Nominality Score Conditioned Time Series Anomaly Detection by Point/Sequential Reconstruction
This work addresses the problem of accurate anomaly detection in time series for applications like monitoring and security, representing an incremental improvement by integrating existing reconstruction approaches with a novel scoring mechanism.
The paper tackles the challenge of detecting both point and contextual anomalies in time series by proposing an unsupervised framework that combines point-based and sequence-based reconstruction models, introducing a nominality score and an induced anomaly score, and demonstrates superior performance over state-of-the-art baselines on public datasets.

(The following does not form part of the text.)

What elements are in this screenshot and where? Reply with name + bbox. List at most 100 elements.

Time series anomaly detection is challenging due to the complexity and variety of patterns that can occur. One major difficulty arises from modeling time-dependent relationships to find contextual anomalies while maintaining detection accuracy for point anomalies. In this paper, we propose a framework for unsupervised time series anomaly detection that utilizes point-based and sequence-based reconstruction models. The point-based model attempts to quantify point anomalies, and the sequence-based model attempts to quantify both point and contextual anomalies. Under the formulation that the observed time point is a two-stage deviated value from a nominal time point, we introduce a nominality score calculated from the ratio of a combined value of the reconstruction errors. We derive an induced anomaly score by further integrating the nominality score and anomaly score, then theoretically prove the superiority of the induced anomaly score over the original anomaly score under certain conditions. Extensive studies conducted on several public datasets show that the proposed framework outperforms most state-of-the-art baselines for time series anomaly detection.